Die Deutsche Psychotherapeutenvereinigung (DPtV) veröffentlichete die Ergebnisse einer Mitgliederumfrage in einer Pressemitteilung (21.02.18) „Kassen blockieren Behandlung“ und bestätigt: „Die langen Wartezeiten auf einen Therapieplatz bestehen weiter und die Lage wird zunehmend verschärft, wenn die Kassen keine Kostenerstattung mehr bewilligen. Wir raten den Betroffenen, mit rechtlichen Schritten dagegen vorzugehen.“

Der NDR beschäftigte sich ebenfalls mit dem Thema in einer Sendung des Fernsehmagazins Panorama 3 „Psychotherapie: Langes Warten auf Hilfe“ (10.04.18) und schreibt: „Die Strukturreform der psychotherapeutischen Versorgung, die zum 1. April 2017 in Kraft getreten ist, soll Patienten den Zugang zur Behandlung erleichtern. Seitdem können Menschen in psychischen Krisen – auch auf Vermittlung von Terminservicestellen – schneller ein Erstgespräch bei einem Therapeuten führen und in akuten Fällen rascher behandelt werden. Bis allerdings eine ambulante Regeltherapie beginnt, vergehen immer noch mehrere Monate.
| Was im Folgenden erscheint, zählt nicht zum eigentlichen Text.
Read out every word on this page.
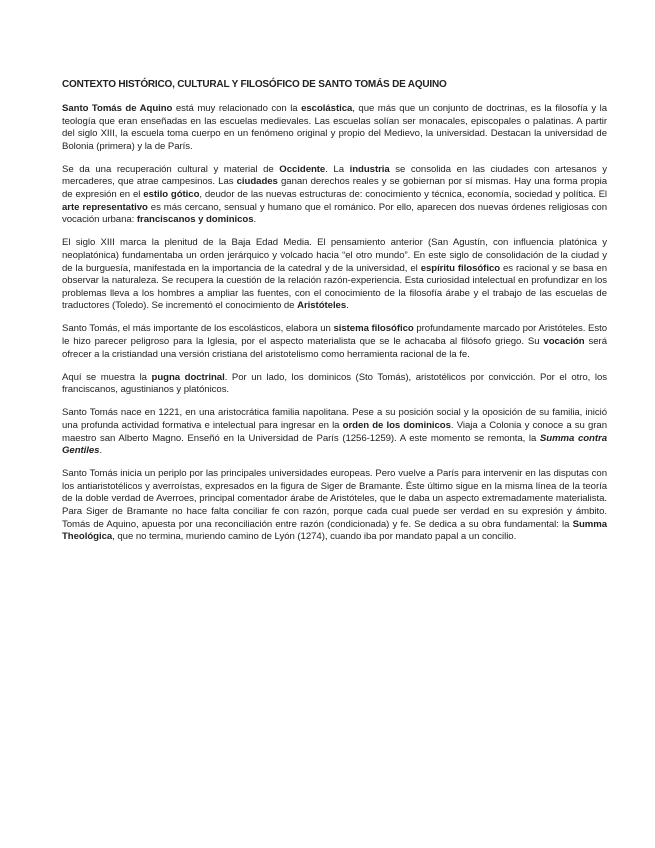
CONTEXTO HISTÓRICO, CULTURAL Y FILOSÓFICO DE SANTO TOMÁS DE AQUINO

Santo Tomás de Aquino está muy relacionado con la escolástica, que más que un conjunto de doctrinas, es la filosofía y la teología que eran enseñadas en las escuelas medievales. Las escuelas solían ser monacales, episcopales o palatinas. A partir del siglo XIII, la escuela toma cuerpo en un fenómeno original y propio del Medievo, la universidad. Destacan la universidad de Bolonia (primera) y la de París.

Se da una recuperación cultural y material de Occidente. La industria se consolida en las ciudades con artesanos y mercaderes, que atrae campesinos. Las ciudades ganan derechos reales y se gobiernan por sí mismas. Hay una forma propia de expresión en el estilo gótico, deudor de las nuevas estructuras de: conocimiento y técnica, economía, sociedad y política. El arte representativo es más cercano, sensual y humano que el románico. Por ello, aparecen dos nuevas órdenes religiosas con vocación urbana: franciscanos y dominicos.

El siglo XIII marca la plenitud de la Baja Edad Media. El pensamiento anterior (San Agustín, con influencia platónica y neoplatónica) fundamentaba un orden jerárquico y volcado hacia “el otro mundo”. En este siglo de consolidación de la ciudad y de la burguesía, manifestada en la importancia de la catedral y de la universidad, el espíritu filosófico es racional y se basa en observar la naturaleza. Se recupera la cuestión de la relación razón-experiencia. Esta curiosidad intelectual en profundizar en los problemas lleva a los hombres a ampliar las fuentes, con el conocimiento de la filosofía árabe y el trabajo de las escuelas de traductores (Toledo). Se incrementó el conocimiento de Aristóteles.

Santo Tomás, el más importante de los escolásticos, elabora un sistema filosófico profundamente marcado por Aristóteles. Esto le hizo parecer peligroso para la Iglesia, por el aspecto materialista que se le achacaba al filósofo griego. Su vocación será ofrecer a la cristiandad una versión cristiana del aristotelismo como herramienta racional de la fe.

Aquí se muestra la pugna doctrinal. Por un lado, los dominicos (Sto Tomás), aristotélicos por convicción. Por el otro, los franciscanos, agustinianos y platónicos.

Santo Tomás nace en 1221, en una aristocrática familia napolitana. Pese a su posición social y la oposición de su familia, inició una profunda actividad formativa e intelectual para ingresar en la orden de los dominicos. Viaja a Colonia y conoce a su gran maestro san Alberto Magno. Enseñó en la Universidad de París (1256-1259). A este momento se remonta, la Summa contra Gentiles.

Santo Tomás inicia un periplo por las principales universidades europeas. Pero vuelve a París para intervenir en las disputas con los antiaristotélicos y averroístas, expresados en la figura de Siger de Bramante. Éste último sigue en la misma línea de la teoría de la doble verdad de Averroes, principal comentador árabe de Aristóteles, que le daba un aspecto extremadamente materialista. Para Siger de Bramante no hace falta conciliar fe con razón, porque cada cual puede ser verdad en su expresión y ámbito. Tomás de Aquino, apuesta por una reconciliación entre razón (condicionada) y fe. Se dedica a su obra fundamental: la Summa Theológica, que no termina, muriendo camino de Lyón (1274), cuando iba por mandato papal a un concilio.
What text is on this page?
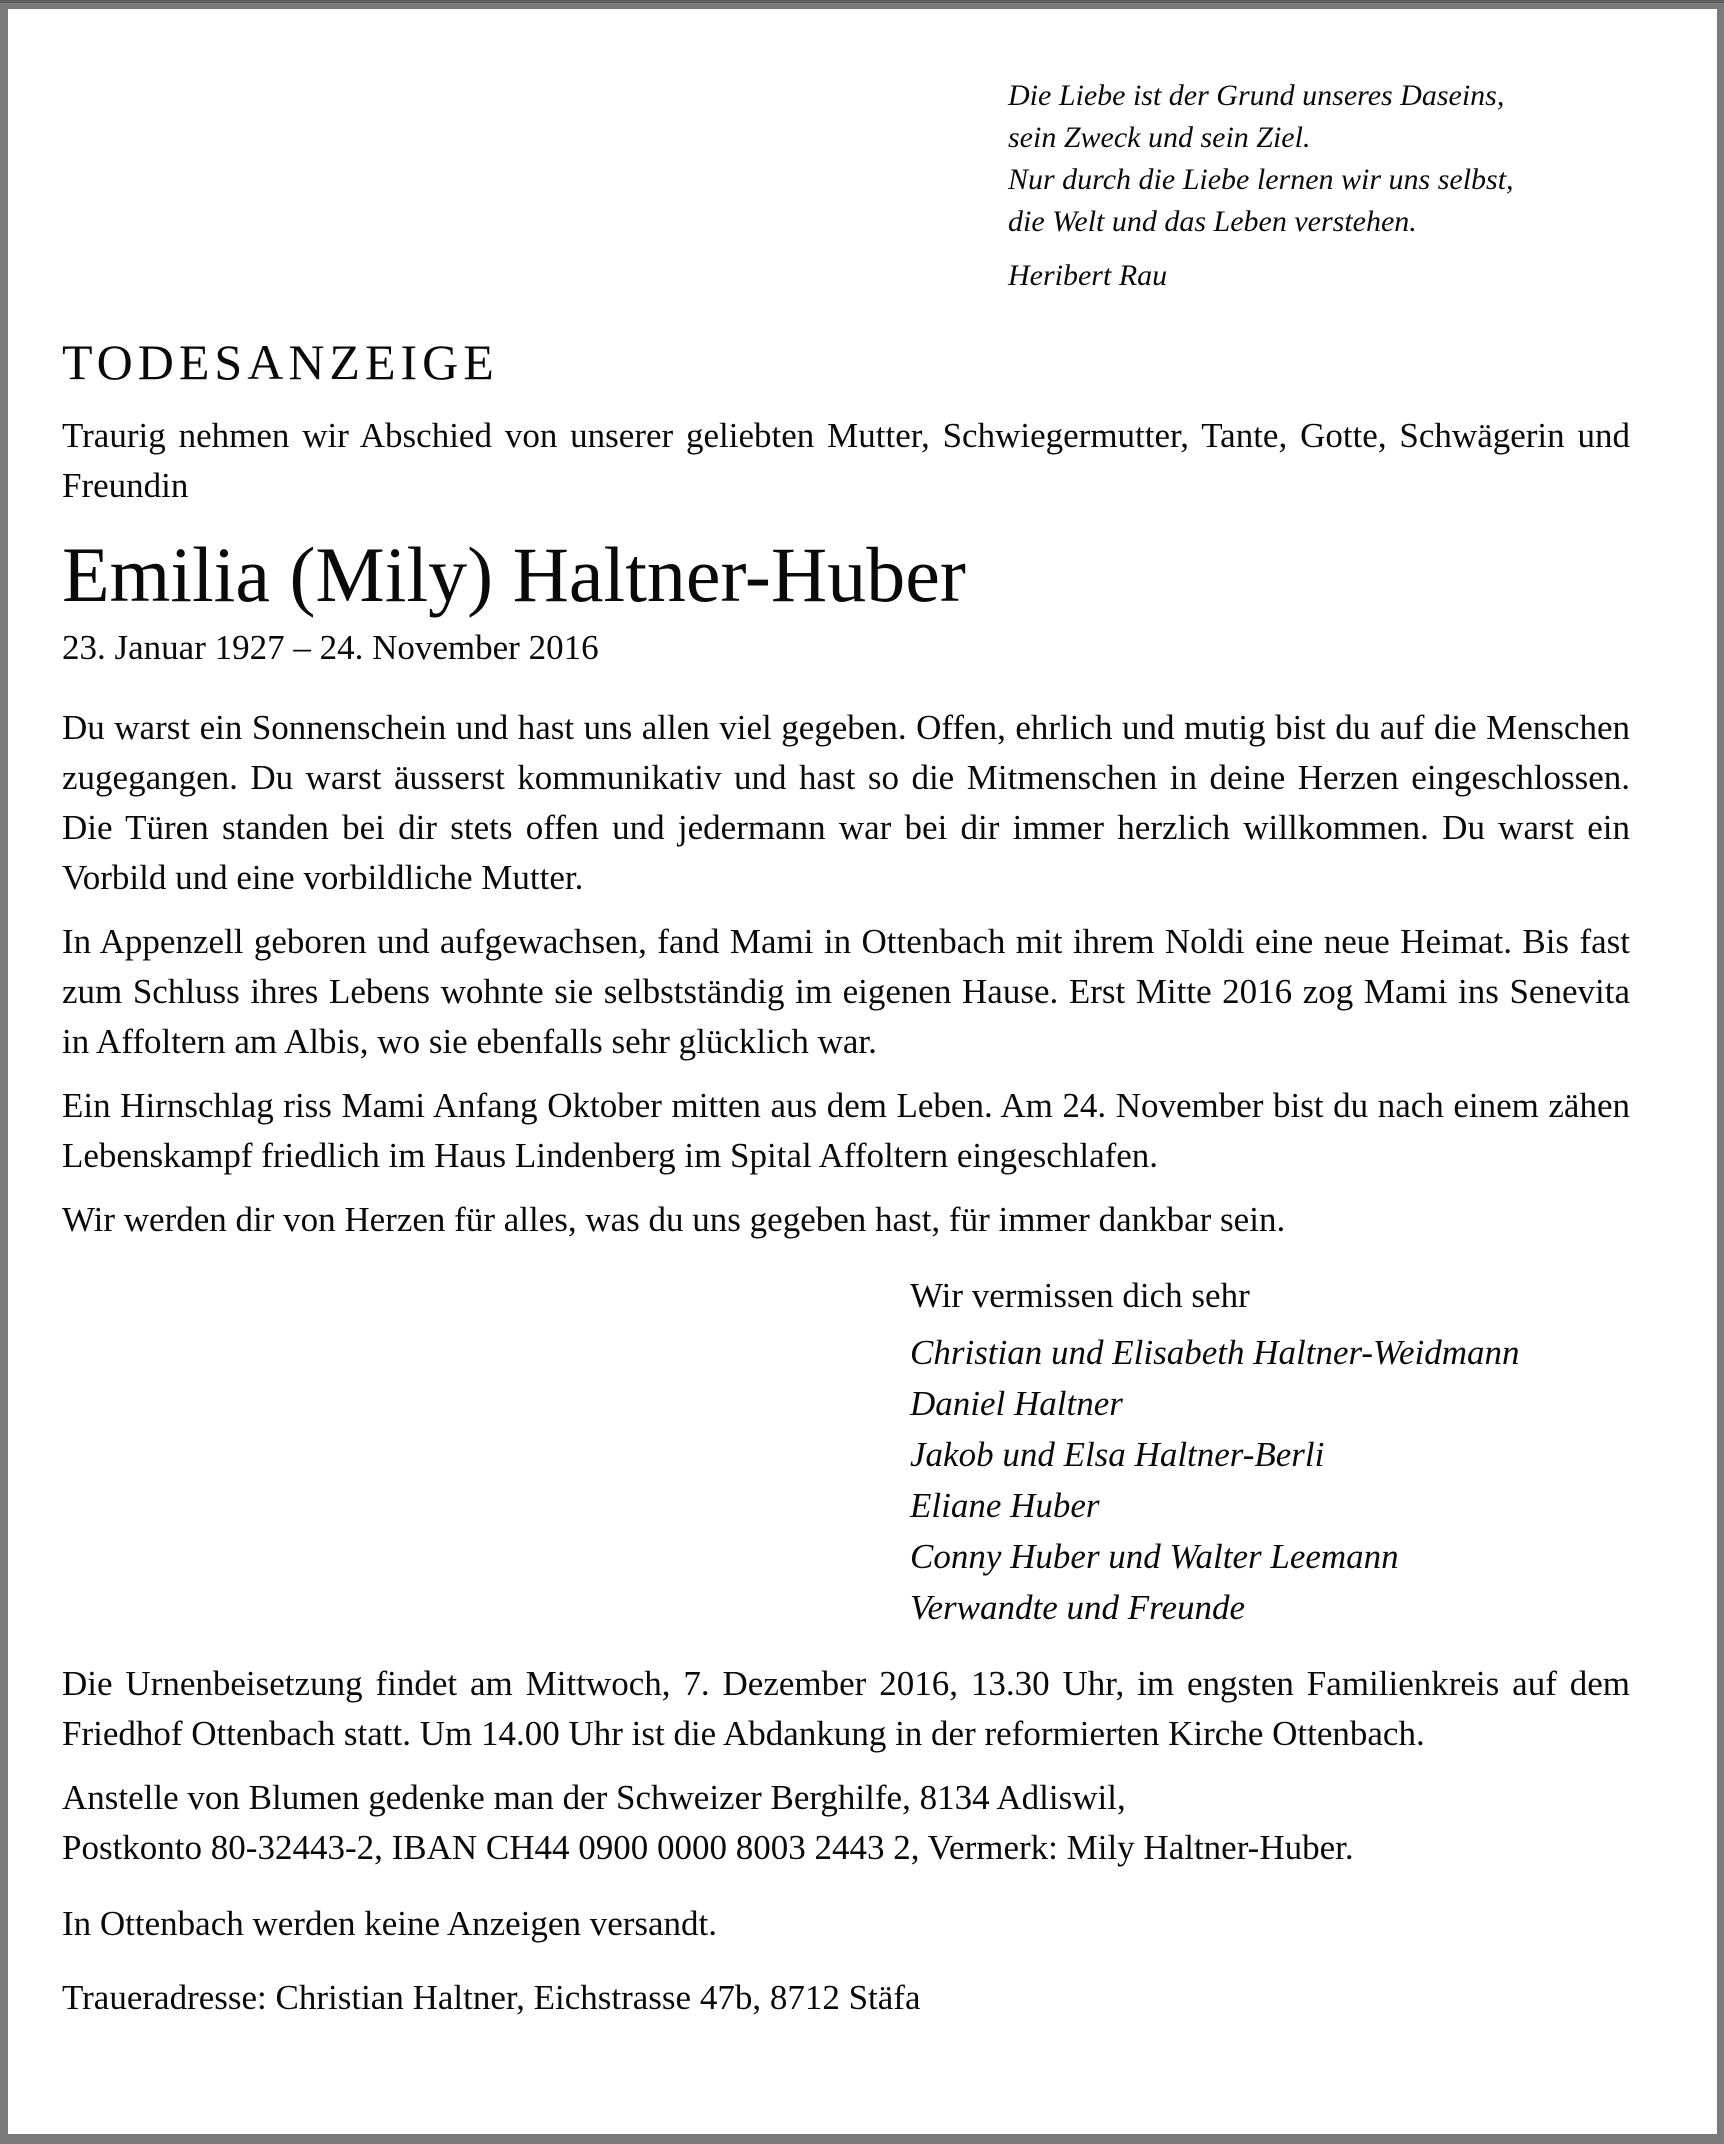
Die Liebe ist der Grund unseres Daseins,
sein Zweck und sein Ziel.
Nur durch die Liebe lernen wir uns selbst,
die Welt und das Leben verstehen.
Heribert Rau
TODESANZEIGE
Traurig nehmen wir Abschied von unserer geliebten Mutter, Schwiegermutter, Tante, Gotte, Schwägerin und Freundin
Emilia (Mily) Haltner-Huber
23. Januar 1927 – 24. November 2016
Du warst ein Sonnenschein und hast uns allen viel gegeben. Offen, ehrlich und mutig bist du auf die Menschen zugegangen. Du warst äusserst kommunikativ und hast so die Mitmenschen in deine Herzen eingeschlossen. Die Türen standen bei dir stets offen und jedermann war bei dir immer herzlich willkommen. Du warst ein Vorbild und eine vorbildliche Mutter.
In Appenzell geboren und aufgewachsen, fand Mami in Ottenbach mit ihrem Noldi eine neue Heimat. Bis fast zum Schluss ihres Lebens wohnte sie selbstständig im eigenen Hause. Erst Mitte 2016 zog Mami ins Senevita in Affoltern am Albis, wo sie ebenfalls sehr glücklich war.
Ein Hirnschlag riss Mami Anfang Oktober mitten aus dem Leben. Am 24. November bist du nach einem zähen Lebenskampf friedlich im Haus Lindenberg im Spital Affoltern eingeschlafen.
Wir werden dir von Herzen für alles, was du uns gegeben hast, für immer dankbar sein.
Wir vermissen dich sehr
Christian und Elisabeth Haltner-Weidmann
Daniel Haltner
Jakob und Elsa Haltner-Berli
Eliane Huber
Conny Huber und Walter Leemann
Verwandte und Freunde
Die Urnenbeisetzung findet am Mittwoch, 7. Dezember 2016, 13.30 Uhr, im engsten Familienkreis auf dem Friedhof Ottenbach statt. Um 14.00 Uhr ist die Abdankung in der reformierten Kirche Ottenbach.
Anstelle von Blumen gedenke man der Schweizer Berghilfe, 8134 Adliswil,
Postkonto 80-32443-2, IBAN CH44 0900 0000 8003 2443 2, Vermerk: Mily Haltner-Huber.
In Ottenbach werden keine Anzeigen versandt.
Traueradresse: Christian Haltner, Eichstrasse 47b, 8712 Stäfa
Nach Angaben vieler Psychotherapeuten belegen die neuen Erstgespräche Termine, die sonst für die Behandlung genutzt werden konnten.“
In dem Bericht heißt es weiter: „In Ablehnungsschreiben, die dem NDR vorliegen, wird auch fälschlich behauptet, eine Kostenerstattung sei nicht mehr erlaubt. Dabei hat sich an den Regelungen der Erstattung durch die Reform nichts geändert.“
Interviewt wurde in dem Beitrag u.a. eine Therapiesuchende, die Absagen von 24 ambulanten Psychotherapiepraxen erhalten hatte. Ihr wurde gesagt, dass die Wartezeiten auf einen Therapieplatz aktuell bei eineinhalb Jahren lägen.